I’m processing large CSV files (on the order of several GBs with 10M lines) using a Python script.
The files have different row lengths, and cannot be loaded fully into memory for analysis.
Each line is handled separately by a function in my script. It takes about 20 minutes to analyze one file, and it appears disk access speed is not an issue, but rather processing/function calls.
The code looks something like this (very straightforward). The actual code uses a Class structure, but this is similar:
csvReader = csv.reader(open("file","r")
for row in csvReader:
handleRow(row, dataStructure)
Given the calculation requires a shared data structure, what would be the best way to run the analysis in parallel in Python utilizing multiple cores?

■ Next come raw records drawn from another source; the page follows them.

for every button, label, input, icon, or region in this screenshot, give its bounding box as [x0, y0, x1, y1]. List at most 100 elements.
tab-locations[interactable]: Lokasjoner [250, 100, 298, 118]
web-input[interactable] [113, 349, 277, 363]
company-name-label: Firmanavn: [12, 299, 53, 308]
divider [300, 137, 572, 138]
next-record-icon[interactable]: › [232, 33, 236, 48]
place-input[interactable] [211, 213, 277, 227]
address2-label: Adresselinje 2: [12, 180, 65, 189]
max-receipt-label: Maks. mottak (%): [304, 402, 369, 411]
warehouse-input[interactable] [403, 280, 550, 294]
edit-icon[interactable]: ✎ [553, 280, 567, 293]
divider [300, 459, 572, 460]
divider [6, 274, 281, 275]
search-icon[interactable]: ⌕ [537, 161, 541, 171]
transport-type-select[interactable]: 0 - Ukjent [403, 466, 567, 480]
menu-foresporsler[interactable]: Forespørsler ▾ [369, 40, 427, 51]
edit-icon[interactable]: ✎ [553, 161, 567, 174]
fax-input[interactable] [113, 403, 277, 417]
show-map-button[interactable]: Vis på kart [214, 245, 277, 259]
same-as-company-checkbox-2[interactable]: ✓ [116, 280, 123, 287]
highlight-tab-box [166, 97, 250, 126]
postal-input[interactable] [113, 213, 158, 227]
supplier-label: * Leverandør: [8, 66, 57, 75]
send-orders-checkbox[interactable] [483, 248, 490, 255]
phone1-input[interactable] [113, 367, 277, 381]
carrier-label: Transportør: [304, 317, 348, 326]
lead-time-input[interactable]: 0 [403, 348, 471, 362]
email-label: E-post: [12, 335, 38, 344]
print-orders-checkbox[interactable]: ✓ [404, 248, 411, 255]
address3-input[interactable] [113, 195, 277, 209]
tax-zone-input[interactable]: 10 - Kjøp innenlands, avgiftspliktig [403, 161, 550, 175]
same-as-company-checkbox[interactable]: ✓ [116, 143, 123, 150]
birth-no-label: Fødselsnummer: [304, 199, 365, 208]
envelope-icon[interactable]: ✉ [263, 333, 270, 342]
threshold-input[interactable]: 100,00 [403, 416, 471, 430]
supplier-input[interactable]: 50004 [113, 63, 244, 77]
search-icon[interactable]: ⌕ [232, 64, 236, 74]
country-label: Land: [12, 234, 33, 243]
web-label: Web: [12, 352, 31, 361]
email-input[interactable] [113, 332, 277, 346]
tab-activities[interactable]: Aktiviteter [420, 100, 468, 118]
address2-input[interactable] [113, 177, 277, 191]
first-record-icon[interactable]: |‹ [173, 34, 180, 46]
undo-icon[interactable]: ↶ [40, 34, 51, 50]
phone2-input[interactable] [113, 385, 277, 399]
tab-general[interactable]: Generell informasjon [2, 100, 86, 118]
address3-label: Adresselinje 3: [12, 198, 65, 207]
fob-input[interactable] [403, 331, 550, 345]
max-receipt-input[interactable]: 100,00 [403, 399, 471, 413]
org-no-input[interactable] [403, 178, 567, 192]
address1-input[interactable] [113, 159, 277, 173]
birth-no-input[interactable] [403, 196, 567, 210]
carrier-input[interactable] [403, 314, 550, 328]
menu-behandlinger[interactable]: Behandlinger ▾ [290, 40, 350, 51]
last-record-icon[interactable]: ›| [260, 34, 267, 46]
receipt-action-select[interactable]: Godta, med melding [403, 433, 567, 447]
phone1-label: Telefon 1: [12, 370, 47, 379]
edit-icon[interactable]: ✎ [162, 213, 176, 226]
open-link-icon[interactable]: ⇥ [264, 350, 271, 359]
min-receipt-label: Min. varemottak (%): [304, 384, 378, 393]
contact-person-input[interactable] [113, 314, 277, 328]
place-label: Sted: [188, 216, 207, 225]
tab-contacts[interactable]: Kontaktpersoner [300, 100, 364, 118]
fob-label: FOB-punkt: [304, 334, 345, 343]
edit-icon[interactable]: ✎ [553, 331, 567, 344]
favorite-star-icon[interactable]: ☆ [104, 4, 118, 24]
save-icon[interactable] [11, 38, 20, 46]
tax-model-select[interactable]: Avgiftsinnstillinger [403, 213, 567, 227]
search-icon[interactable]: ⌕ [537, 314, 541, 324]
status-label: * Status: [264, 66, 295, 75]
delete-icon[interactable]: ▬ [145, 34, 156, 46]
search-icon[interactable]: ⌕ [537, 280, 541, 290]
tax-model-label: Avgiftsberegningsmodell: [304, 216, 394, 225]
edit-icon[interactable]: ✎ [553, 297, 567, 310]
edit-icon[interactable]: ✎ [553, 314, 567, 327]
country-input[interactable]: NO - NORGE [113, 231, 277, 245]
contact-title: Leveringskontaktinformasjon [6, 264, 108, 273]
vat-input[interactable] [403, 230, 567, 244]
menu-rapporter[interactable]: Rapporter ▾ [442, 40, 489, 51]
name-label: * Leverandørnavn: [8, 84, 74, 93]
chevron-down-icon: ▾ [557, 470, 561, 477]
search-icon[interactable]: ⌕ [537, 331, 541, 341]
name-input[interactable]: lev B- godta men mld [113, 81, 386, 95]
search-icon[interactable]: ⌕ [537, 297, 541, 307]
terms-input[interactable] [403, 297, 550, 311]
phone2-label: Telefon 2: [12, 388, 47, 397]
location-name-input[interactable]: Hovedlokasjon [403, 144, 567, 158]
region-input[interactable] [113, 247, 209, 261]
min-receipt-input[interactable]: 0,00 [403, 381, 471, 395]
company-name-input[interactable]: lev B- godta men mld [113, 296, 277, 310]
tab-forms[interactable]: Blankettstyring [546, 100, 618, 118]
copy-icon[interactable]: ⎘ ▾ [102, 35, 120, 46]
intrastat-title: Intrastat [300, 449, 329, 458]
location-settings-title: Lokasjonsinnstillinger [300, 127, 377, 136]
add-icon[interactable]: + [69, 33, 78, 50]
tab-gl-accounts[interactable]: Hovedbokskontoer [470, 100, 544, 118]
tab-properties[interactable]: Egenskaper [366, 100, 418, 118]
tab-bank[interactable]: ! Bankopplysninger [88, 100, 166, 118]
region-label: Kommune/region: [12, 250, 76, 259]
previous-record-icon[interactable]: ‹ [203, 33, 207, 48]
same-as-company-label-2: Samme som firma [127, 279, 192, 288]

In general, how do I read multiple lines at once from a .csv in Python to transfer to a thread/process? Looping with for over the rows doesn’t sound very efficient.
Thanks!
Try benchmarking reading your file and parsing each CSV row but doing nothing with it. You ruled out disk access, but you still need to see if the CSV parsing is what’s slow or if your own code is what’s slow.
If it’s the CSV parsing that’s slow, you might be stuck, because I don’t think there’s a way to jump into the middle of a CSV file without scanning up to that point.
If it’s your own code, then you can have one thread reading the CSV file and dropping rows into a queue, and then have multiple threads processing rows from that queue. But don’t bother with this solution if the CSV parsing itself is what’s making it slow.